Cuidado con las sirenas significaba que este niño estaba expuesto, como tantos otros, en
su vida de hombre, a ser el juguete, la víctima, la presa de mujercitas terribles,
aventureras; una mujer, seguramente, iba a perderle. Las mujeres, de todos modos,
jugarían un papel decisivo, importante, en la vida de este niño. Y no se tomaron las
cosas por lo trágico. Al fin, desechados tristes pensamientos, se pensó, picarescamente,
en la buena fortuna de este Don Juan novísimo, afortunado, que ahora venía al mundo.

Pasaron muchos años. El niño, Pablo Riera, se hizo hombre. El horóscopo estaba
olvidado. Las sirenas, es decir, las mujeres, el eterno femenino, no jugaba papel en la
vida de Pablo. La vida de Pablo se deslizaba tranquila, sosegada, uniforme. Se había
casado ya el mozo. No había hombre menos mujeriego que Pablo. Su mujer le adoraba.
Los dos llevaban con escrupulosidad y provecho la tiendecilla de que vivían. Pablo era
un hombre callado, un poco encogido; tenía una sensibilidad reconcentrada.
Experimentaba, con la menor contrariedad, una profunda, larga, resonante angustia en
todo su organismo. Las horas para él traían todas, cada día, las mismas cosas. No se
producía alteración en el vivir silencioso, llano, feliz, en suma, de este matrimonio.

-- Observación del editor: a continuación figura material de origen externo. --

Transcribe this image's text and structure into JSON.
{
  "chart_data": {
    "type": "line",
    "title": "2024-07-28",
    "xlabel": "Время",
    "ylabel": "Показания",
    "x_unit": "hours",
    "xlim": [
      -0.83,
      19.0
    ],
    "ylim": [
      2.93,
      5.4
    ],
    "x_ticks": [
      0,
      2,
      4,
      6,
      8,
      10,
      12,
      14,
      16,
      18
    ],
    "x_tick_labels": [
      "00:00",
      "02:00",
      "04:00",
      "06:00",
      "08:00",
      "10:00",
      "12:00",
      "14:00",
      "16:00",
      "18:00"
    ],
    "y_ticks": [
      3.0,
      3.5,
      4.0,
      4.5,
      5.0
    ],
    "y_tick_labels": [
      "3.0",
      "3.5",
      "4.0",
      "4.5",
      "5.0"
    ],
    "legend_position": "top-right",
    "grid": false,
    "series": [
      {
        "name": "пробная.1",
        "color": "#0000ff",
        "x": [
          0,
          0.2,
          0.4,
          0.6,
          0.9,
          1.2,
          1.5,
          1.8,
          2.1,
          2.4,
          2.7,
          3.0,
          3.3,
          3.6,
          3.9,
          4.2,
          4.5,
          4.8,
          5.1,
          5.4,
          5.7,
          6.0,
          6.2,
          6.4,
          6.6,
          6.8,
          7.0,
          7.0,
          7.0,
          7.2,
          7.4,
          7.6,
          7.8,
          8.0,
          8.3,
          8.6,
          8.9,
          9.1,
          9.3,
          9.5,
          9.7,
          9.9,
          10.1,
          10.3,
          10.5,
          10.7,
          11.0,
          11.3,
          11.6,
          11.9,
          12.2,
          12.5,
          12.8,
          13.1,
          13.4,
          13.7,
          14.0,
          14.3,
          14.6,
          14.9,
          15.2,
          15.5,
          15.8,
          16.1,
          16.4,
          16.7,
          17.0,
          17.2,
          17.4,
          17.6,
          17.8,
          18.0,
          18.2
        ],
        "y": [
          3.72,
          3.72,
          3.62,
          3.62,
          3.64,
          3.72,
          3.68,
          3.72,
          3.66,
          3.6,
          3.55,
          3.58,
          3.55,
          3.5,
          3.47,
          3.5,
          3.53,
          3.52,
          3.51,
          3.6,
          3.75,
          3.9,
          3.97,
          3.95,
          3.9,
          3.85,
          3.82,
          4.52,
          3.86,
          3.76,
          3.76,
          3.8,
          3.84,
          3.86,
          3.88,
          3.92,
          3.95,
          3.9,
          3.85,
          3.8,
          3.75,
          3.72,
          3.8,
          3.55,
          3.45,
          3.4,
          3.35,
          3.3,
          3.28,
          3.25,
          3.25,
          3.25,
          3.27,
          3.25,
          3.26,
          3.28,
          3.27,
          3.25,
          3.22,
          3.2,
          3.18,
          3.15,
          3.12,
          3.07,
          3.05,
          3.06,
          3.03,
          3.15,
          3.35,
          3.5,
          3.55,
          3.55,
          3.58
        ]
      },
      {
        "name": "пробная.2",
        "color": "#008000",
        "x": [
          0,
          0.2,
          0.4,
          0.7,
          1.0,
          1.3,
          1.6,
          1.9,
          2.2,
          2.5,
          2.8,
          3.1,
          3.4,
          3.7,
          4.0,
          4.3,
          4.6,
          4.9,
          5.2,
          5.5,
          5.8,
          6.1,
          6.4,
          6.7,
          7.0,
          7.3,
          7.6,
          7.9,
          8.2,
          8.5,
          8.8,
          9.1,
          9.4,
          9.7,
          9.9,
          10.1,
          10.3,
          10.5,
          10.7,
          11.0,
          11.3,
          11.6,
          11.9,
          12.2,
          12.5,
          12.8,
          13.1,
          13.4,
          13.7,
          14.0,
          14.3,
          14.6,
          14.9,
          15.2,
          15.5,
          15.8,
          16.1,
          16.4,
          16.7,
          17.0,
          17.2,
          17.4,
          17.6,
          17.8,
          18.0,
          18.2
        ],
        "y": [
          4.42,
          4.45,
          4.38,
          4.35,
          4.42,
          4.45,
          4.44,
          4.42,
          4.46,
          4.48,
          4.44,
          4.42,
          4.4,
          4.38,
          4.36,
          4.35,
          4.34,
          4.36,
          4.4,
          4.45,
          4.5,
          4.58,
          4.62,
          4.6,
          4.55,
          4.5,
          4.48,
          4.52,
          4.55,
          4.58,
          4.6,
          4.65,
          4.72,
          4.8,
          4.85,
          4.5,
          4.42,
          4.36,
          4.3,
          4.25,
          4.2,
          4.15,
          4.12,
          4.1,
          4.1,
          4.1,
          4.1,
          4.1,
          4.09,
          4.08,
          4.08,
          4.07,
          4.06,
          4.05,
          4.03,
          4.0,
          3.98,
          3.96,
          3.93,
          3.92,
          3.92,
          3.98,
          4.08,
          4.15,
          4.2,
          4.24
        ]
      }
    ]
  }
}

Un día, revolviendo trastos viejos, la mujer de Pablo encontró un cofrecillo; estaba lleno
de cartas antiguas, de fotografías amarillentas. Era de noche; había terminado la tarea
diaria; bajo la luz ancha, circular, de la lámpara, en el silencioso comedor, en tanto que
Pablo leía, su mujer iba escudriñando todos estos viejos recuerdos. Y de pronto apareció
un papelito en un sobre, un papelito en que se leía, con letra enrevesada, pero grande:
«¡Cuidado con las sirenas!».

—Mira, Pablo —dijo la mujer—; aquí está tu horóscopo, el horóscopo de que tú me has
hablado algunas veces.

—Es verdad —dijo Pablo—; ésta es la letra del gran poeta amigo de mi padre.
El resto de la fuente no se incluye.